Impulse von beiden Seiten

Geprägt haben die Flüchtlinge aber auch den Instrumentalunterricht: „Ich musste mich auf einen anderen Unterrichtsstil einrichten. Das heißt viel mehr zeigen, weniger Worte, viel mehr anfassen, viel mehr Finger führen“, erklärt Fani Papadopoulou. Das klappe aber sehr gut. „Die ersten Stunden waren sehr hart, jetzt wird es aber einfacher“, sagt die Gitarrenlehrerin. Insgesamt zu dritt vermitteln die Lehrerinnen ihr Wissen über die Gitarre, Mandoline oder die Bağlama. Papadopoulou berichtet: Viele der Flüchtlinge seien sehr engagiert und ehrgeizig bei der Sache – in einigen Fällen sogar mehr als Jugendliche, die hier aufgewachsen seien. Bei zwei Konzerten führten die Projektteilnehmer gemeinsam erste Lieder auf – zusammen mit einem Zupfensemble der Bergischen Musikschule. „Das schafft einen nachhaltigen integrativen Wert“, erklärt Thomas Horrion. Dies sei die Besonderheit an der Flüchtlingshilfe seines Orchesters.

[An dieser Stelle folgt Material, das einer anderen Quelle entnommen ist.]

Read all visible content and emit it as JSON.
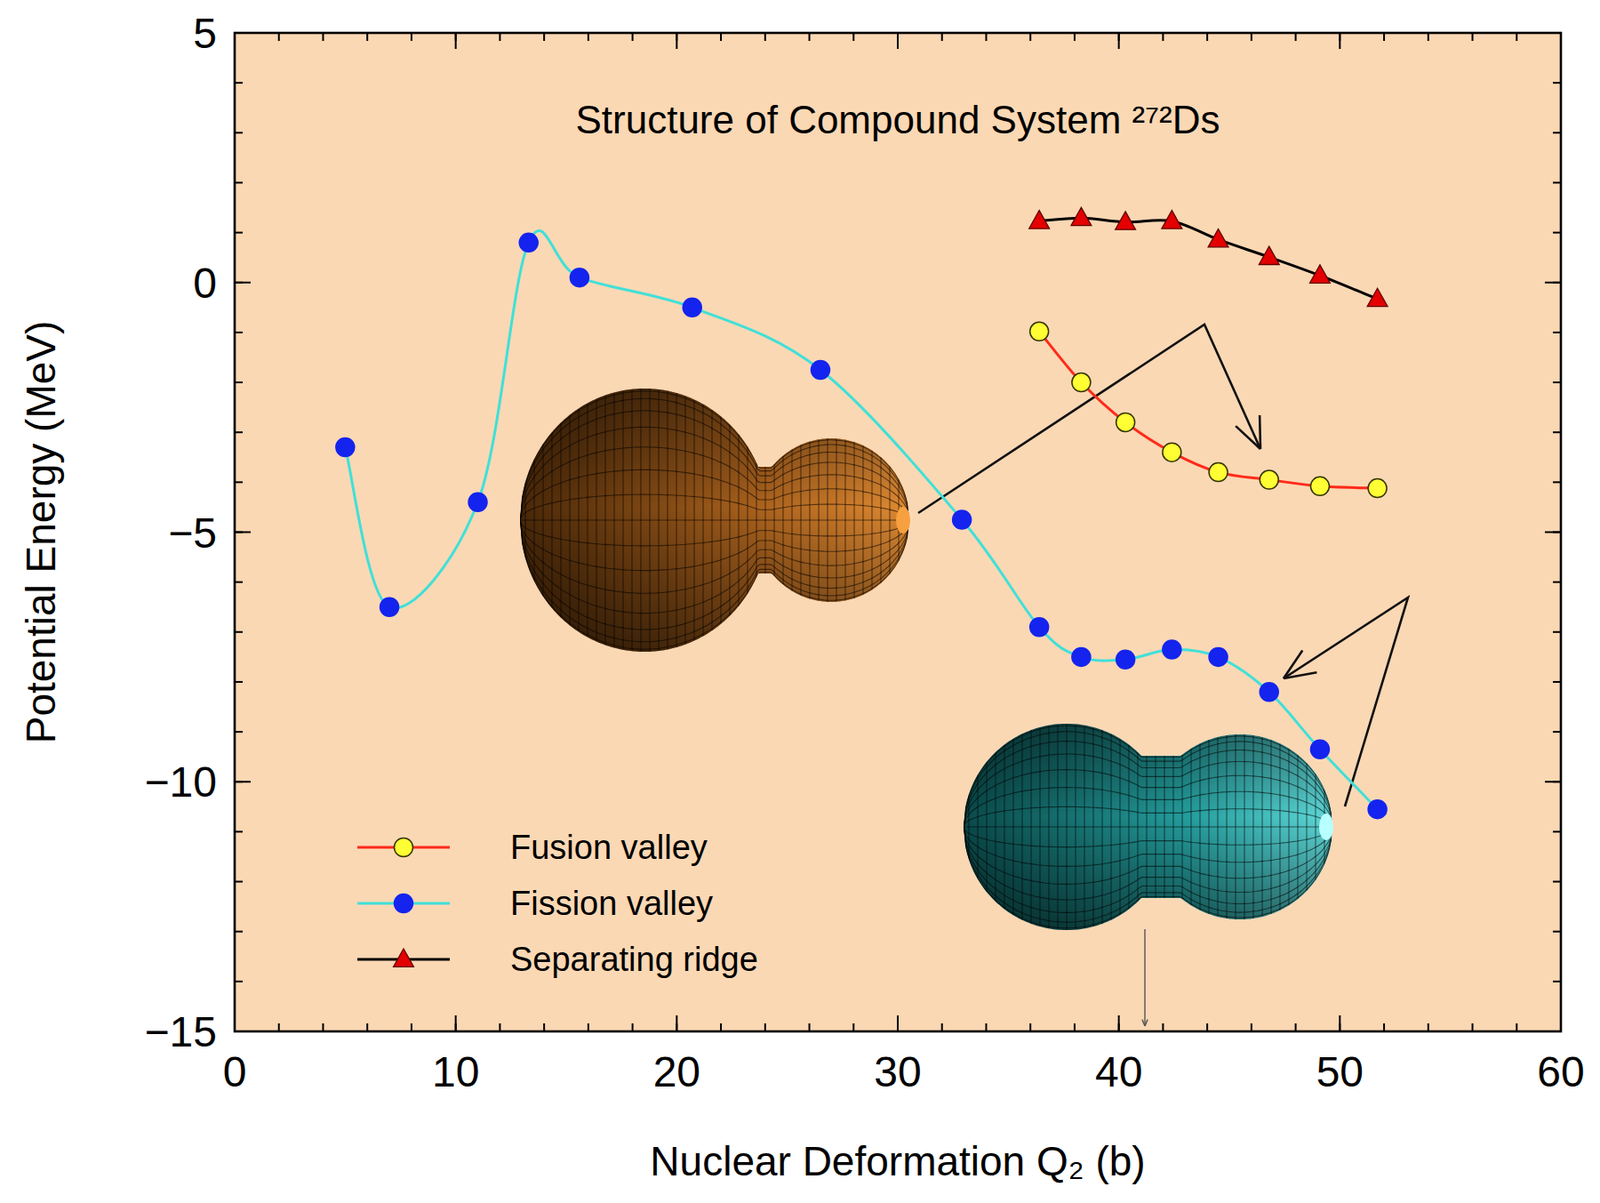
{
  "chart_data": {
    "type": "line",
    "title": "Structure of Compound System ²⁷²Ds",
    "x_label": "Nuclear Deformation Q₂ (b)",
    "y_label": "Potential Energy (MeV)",
    "xlim": [
      0,
      60
    ],
    "ylim": [
      -15,
      5
    ],
    "xticks": [
      0,
      10,
      20,
      30,
      40,
      50,
      60
    ],
    "yticks": [
      {
        "value": -15,
        "label": "−15"
      },
      {
        "value": -10,
        "label": "−10"
      },
      {
        "value": -5,
        "label": "−5"
      },
      0,
      5
    ],
    "grid": false,
    "legend": "lower left",
    "series": [
      {
        "name": "Fusion valley",
        "color": "#ff2a1a",
        "marker": "circle",
        "x": [
          36.4,
          38.3,
          40.3,
          42.4,
          44.5,
          46.8,
          49.1,
          51.7
        ],
        "values": [
          -0.98,
          -2.0,
          -2.8,
          -3.4,
          -3.8,
          -3.95,
          -4.08,
          -4.12
        ]
      },
      {
        "name": "Fission valley",
        "color": "#40e0d8",
        "marker": "circle",
        "x": [
          5,
          7,
          11,
          13.3,
          15.6,
          20.7,
          26.5,
          32.9,
          36.4,
          38.3,
          40.3,
          42.4,
          44.5,
          46.8,
          49.1,
          51.7
        ],
        "values": [
          -3.3,
          -6.5,
          -4.4,
          0.8,
          0.1,
          -0.5,
          -1.75,
          -4.75,
          -6.9,
          -7.5,
          -7.55,
          -7.35,
          -7.5,
          -8.2,
          -9.35,
          -10.55
        ]
      },
      {
        "name": "Separating ridge",
        "color": "#000000",
        "marker": "triangle",
        "x": [
          36.4,
          38.3,
          40.3,
          42.4,
          44.5,
          46.8,
          49.1,
          51.7
        ],
        "values": [
          1.23,
          1.29,
          1.21,
          1.23,
          0.86,
          0.51,
          0.14,
          -0.33
        ]
      }
    ]
  }
}
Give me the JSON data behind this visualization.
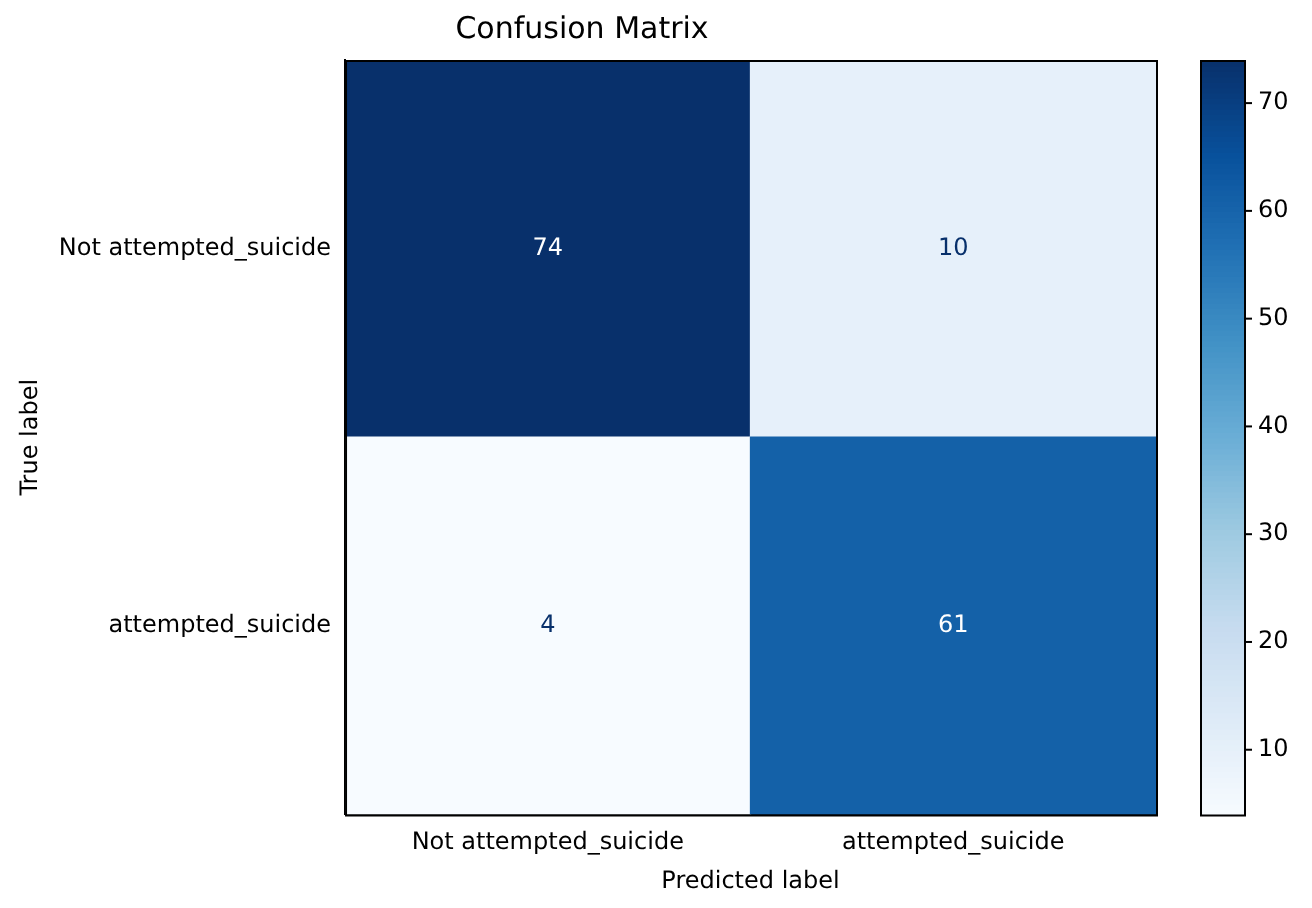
{
  "chart_data": {
    "type": "heatmap",
    "title": "Confusion Matrix",
    "xlabel": "Predicted label",
    "ylabel": "True label",
    "categories": [
      "Not attempted_suicide",
      "attempted_suicide"
    ],
    "y_categories": [
      "Not attempted_suicide",
      "attempted_suicide"
    ],
    "cells": [
      [
        74,
        10
      ],
      [
        4,
        61
      ]
    ],
    "clim": [
      4,
      74
    ],
    "cticks": [
      10,
      20,
      30,
      40,
      50,
      60,
      70
    ],
    "data_labels": true,
    "grid": false,
    "legend": false
  }
}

Weit über die Grenzen des Projekts ging auch die Hilfe für den syrischen Gitarristen Alaa, der über das Flüchtlingsprojekt zur makoge kam. „Ich habe ihn über das Projekt kennengelernt und an die Musikhochschule vermitteln können“, sagt Horrion. Doch dann gab es nochmal einen Rückschlag. Im Zuge der kommunalen Zuweisung sei der Gitarrist nach Greven gebracht worden – von einem Tag auf den anderen. „Zusammen mit einem Flüchtlingshilfeverein habe ich ihn wieder zurückholen können. Das kommt einem kleinen Wunder gleich.“, berichtet der stellvertretende Vorsitzende und lacht. Alaa erhält nun kostenlosen studienvorbereitenden Unterricht an der Bergischen Musikschule. Außerdem spielt er im Zupforchester mit.

Für Preis vorgeschlagen

Nicht nur Flüchtlinge aus neun Ländern sind auf das spezielle Programm der makoge aufmerksam geworden. Auch die Stadt Wuppertal zeigt sich beeindruckt von der Tätigkeit des Zupforchesters: Mit ihrem Flüchtlingsprojekt biete die Mandolinen-Konzertgesellschaft den jungen Menschen eine sinnvolle Freizeitbeschäftigung und trage zur Integration bei, teilt Matthias Nocke, Kulturdezernent der Großstadt mit. Für die Flüchtlingsarbeit sei das Ehrenamt unerlässlich. „Die Bedeutung der Arbeit kann nicht hoch genug geschätzt werden. Dies vor allem vor dem Hintergrund, dass die Flüchtlinge bei aller Unterstützung, die sie ehrenamtlich erfahren, keiner Beschäftigung nachgehen dürfen“, so Nocke. Er hat das makoge-Projekt deswegen für den Preis der Staatsministerin für Kultur und Medien für Projekte zur kulturellen Teilhabe von geflüchteten Menschen vorgeschlagen. „Ich bin stolz und dankbar, dass es Projekte wie das der makoge in Wuppertal gibt“, erklärt er. Er wolle auf deren Arbeit aufmerksam machen und seine Wertschätzung zum Ausdruck bringen. Unabhängig davon hat sich auch das Ressort für Zuwanderung und Integration der Stadt für die Vergabe des Preises an das Zupforchester ausgesprochen. Bei Redaktionsschluss war das Ergebnis der bundesweiten Ausschreibung noch nicht bekannt.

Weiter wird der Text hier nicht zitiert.